What we’re about
ChatGPT 4o has impressed all of us with its abilities.
Yet, seeing the vast amount of data and parameters necessary to get this far, it has become apparent that Yann LeCun is right: AGI is not going to come from these Transformer-based approaches.
This working group intends to pursue alternative approaches, ones that are inspired by neuroscience. The human cortex contains 150,000 copies of the cortical column. Each one of these is able to model objects and execute motor commands. How audacious are we to think that essentially one brain (ChatGPTx) should be able to match the combined efforts of 150,00.
Why Transformers Are Not The Answer
Current Transformer-based approaches extract too little from the vast information stream.
So much training data is needed to cope with the weak inference-only use that makes such weak use of the vast datasets.
The human brain, somehow, is able to achieve these functions with a vastly smaller dataset.
How is it able to do that?
Unlike LLMs, the human brain is invested in accumulating and building a model of the world.
The human brain performs its predictions by noticing that a newly-arriving sequence happens to match something that happened in the past. The prediction comes from seeing what the next sequence was in the past.
A happy side effect of this process is learning things.
The edge-detection behavior of retinal neurons leads to a key trait: sparse representations.
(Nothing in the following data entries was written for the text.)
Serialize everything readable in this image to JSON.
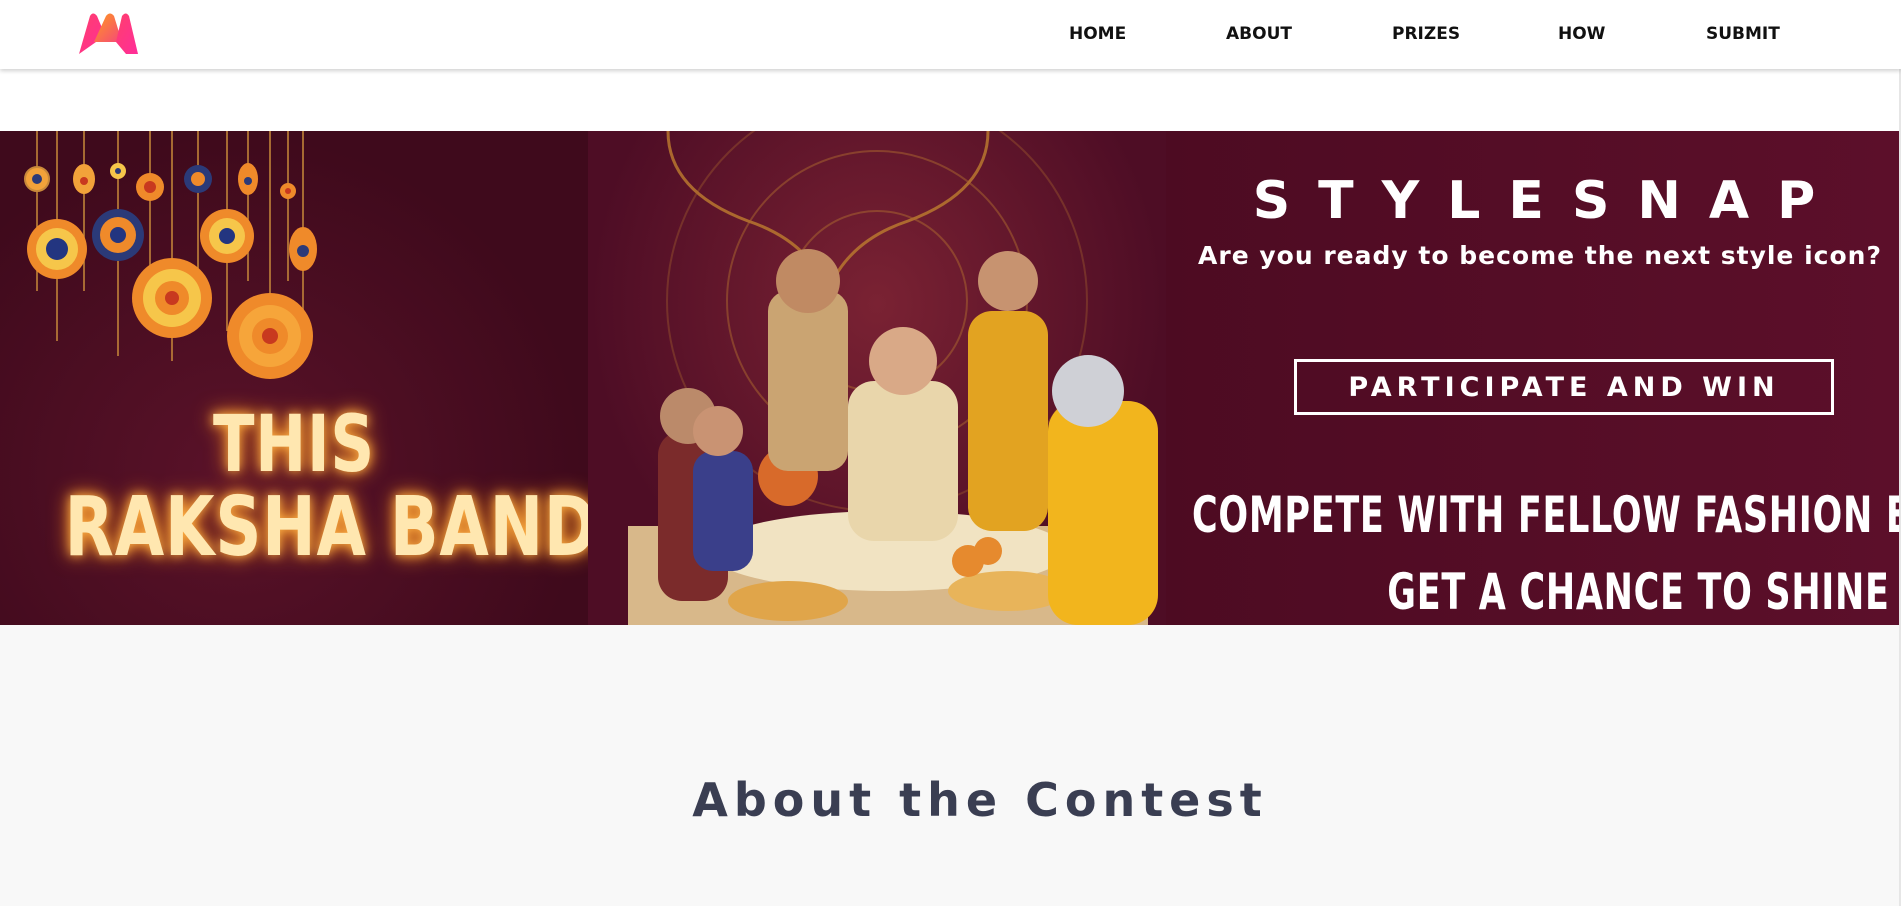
{
  "navbar": {
    "logo_icon": "myntra-m-logo",
    "links": [
      "HOME",
      "ABOUT",
      "PRIZES",
      "HOW",
      "SUBMIT"
    ]
  },
  "banner": {
    "left_line1": "THIS",
    "left_line2": "RAKSHA BANDHAN",
    "title": "STYLESNAP",
    "tagline": "Are you ready to become the next style icon?",
    "cta": "PARTICIPATE AND WIN",
    "compete": "COMPETE WITH FELLOW FASHION ENTHUSIASTS",
    "shine": "GET A CHANCE TO SHINE",
    "colors": {
      "maroon": "#4e0d25",
      "gold": "#c8893a",
      "glow": "#ffe7b0"
    }
  },
  "about": {
    "title": "About the Contest"
  }
}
Neurons in this context only fire when they detect something novel, a change–not more of the same.
When the retina detects an edge, it only saves the outline–not the fill in. This allows for a sparse representation.
Let’s consider the process needed to recognize the word: “P”, “e”, “a”,”c”,”h”, when the letters are presented one at a time.
The first letter seen is the “P”. A limited number of ‘dots’ in the retina would be activated by seeing a “P”.
The square that contains the “P” may have 20 dots and together they represent a “sequence”.
An instant later, the second letter “e” appears and it leads to another sequence of dots that together are a sequence.
The sequence for the “P” is connected (basal dendrite) to the next item in the sequence “e”.
So the sequence of dots are like slots in a one-dimensional array.
The first time these letters are encountered, they are really:
sequence of darkened bits (“P”) → basal dendrite → next sequence (“e”) → basal dendrite → next sequence (“a”) → basal dendrite → next sequence(“c”) → basal dendrite → next sequence(“h”).
So, in humans, as new sequences flow in, we look to see if they are familiar. If so, the brain “cheats” and looks ahead in the similar set of sequences from the past.
Obviously, this is a widely different approach than is used in most of today’s naive “AI” implementations.
In summary, the true AGI we seek will not come from Transformer-based approaches.